District Court Overturns Conviction of Former MK Barakeh for Alleged Scuffle

The Tel Aviv District Court on Sunday, May 10, threw out the conviction of Hadash chairman and former MK Muhammad Barakeh by a lower Tel Aviv Magistrate’s Court for allegedly attacking a right-wing demonstrator during a protest around 10 years ago. Barakeh was originally convicted in March 2014, but on an appeal by Adalah – the Legal Center for Arab Minority Rights in Israel – a three-member judicial panel composed of Judges Devorah Berliner, George Karah, and Miriam Sokolov in December 2014 found that the lower court had failed to explain why Barakeh’s acts were not covered by his parliamentary immunity.

Hadash chairman and former MK Muhammad Barakeh attacked by soldiers near Bil'in

Hadash chairman and former MK Muhammad Barakeh attacked by soldiers near Bil’in (Photo: Al Ittihad)

Subsequently, the magistrate’s court explained its reasoning and reiterated its conviction of Barakeh, leading to a second and final appeal by Adalah.

Adalah had argued from the start that there was legal precedent for parliamentary immunity for MKs like Barakeh for minor scuffles in the context of protests. The former lawmaker had already been acquitted of the more serious charge of striking a soldier from an undercover unit during another demonstration against the West Bank apartheid wall in Bil’in, west of Ramallah, nine years ago. After the lower court convicted him, Barakeh said the verdict “proved what we said at first: that this was a political trial against the activities and positions of a member of the Knesset,” and vowed to appeal.
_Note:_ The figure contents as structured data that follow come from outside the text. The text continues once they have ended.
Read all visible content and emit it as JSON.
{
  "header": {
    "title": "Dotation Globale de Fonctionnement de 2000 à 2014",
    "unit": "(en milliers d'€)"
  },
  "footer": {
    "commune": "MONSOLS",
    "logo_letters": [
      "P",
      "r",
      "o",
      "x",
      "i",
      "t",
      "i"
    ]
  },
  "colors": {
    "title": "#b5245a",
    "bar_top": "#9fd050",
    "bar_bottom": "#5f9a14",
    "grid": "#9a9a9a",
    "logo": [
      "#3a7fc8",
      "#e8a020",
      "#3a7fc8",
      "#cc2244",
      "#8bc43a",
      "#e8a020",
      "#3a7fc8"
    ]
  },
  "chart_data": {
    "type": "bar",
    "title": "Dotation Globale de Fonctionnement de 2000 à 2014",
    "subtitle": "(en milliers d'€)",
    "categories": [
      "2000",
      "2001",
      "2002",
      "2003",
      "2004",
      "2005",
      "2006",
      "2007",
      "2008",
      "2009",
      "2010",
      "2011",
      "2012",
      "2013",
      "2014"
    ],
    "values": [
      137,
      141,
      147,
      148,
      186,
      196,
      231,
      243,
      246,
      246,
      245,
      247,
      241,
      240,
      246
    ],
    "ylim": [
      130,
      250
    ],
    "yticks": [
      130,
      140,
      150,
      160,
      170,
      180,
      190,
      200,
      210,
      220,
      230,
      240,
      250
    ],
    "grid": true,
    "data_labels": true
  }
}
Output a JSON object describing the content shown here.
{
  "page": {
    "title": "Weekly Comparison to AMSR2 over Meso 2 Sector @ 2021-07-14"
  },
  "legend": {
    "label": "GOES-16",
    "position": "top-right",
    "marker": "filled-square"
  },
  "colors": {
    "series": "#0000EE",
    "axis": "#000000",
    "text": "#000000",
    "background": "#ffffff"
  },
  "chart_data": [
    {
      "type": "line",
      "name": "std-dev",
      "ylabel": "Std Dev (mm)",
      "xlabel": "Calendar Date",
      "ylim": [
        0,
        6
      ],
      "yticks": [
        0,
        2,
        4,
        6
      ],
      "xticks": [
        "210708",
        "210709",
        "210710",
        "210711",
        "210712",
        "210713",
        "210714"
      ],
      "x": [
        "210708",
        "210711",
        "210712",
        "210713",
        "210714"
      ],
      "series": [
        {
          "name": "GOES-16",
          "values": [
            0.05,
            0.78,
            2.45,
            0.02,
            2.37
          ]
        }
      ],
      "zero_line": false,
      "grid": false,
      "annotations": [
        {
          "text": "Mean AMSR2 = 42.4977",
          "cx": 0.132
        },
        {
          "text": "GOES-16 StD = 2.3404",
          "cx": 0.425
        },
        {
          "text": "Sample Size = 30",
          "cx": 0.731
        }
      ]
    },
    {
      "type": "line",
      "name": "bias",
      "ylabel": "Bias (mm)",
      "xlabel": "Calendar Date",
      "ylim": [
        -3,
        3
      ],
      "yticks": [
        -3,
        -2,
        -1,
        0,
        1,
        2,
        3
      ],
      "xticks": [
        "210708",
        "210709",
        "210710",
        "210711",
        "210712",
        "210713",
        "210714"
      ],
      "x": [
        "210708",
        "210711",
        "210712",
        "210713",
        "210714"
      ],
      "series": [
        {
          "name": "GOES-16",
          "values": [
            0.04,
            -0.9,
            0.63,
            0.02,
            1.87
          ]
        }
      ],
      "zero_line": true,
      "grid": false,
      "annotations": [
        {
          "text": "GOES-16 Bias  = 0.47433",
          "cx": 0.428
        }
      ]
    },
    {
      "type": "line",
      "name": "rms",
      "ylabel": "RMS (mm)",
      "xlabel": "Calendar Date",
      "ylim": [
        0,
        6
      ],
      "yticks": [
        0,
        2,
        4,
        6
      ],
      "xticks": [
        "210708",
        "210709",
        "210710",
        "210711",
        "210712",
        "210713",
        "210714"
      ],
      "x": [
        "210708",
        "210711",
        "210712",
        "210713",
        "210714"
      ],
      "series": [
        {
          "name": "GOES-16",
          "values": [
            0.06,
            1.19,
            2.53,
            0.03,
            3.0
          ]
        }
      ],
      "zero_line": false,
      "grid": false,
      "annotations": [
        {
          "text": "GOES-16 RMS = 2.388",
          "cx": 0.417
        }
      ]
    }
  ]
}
Hassan Jabareen, Barakeh’s lawyer and director of Adalah, said this is “the first time that the prosecutor filed an indictment against an MK for behavior at a demonstration.” Jabareen said that many right-wing MKs participated in demonstrations and behaved questionably, for example like those who acted participated in protests during the withdrawal from the Gaza Strip in 2005, but none of them were issued with an indictment. “The [Magistrate’s] Court overturned three of the charges [against Barakeh] but left the most minor one standing,” Jabareen had argued in defense of his client before the District Court, saying that behind all the charges brought against Barakeh looms a policy of discrimination and lack of “respect for equality before the rule of law.”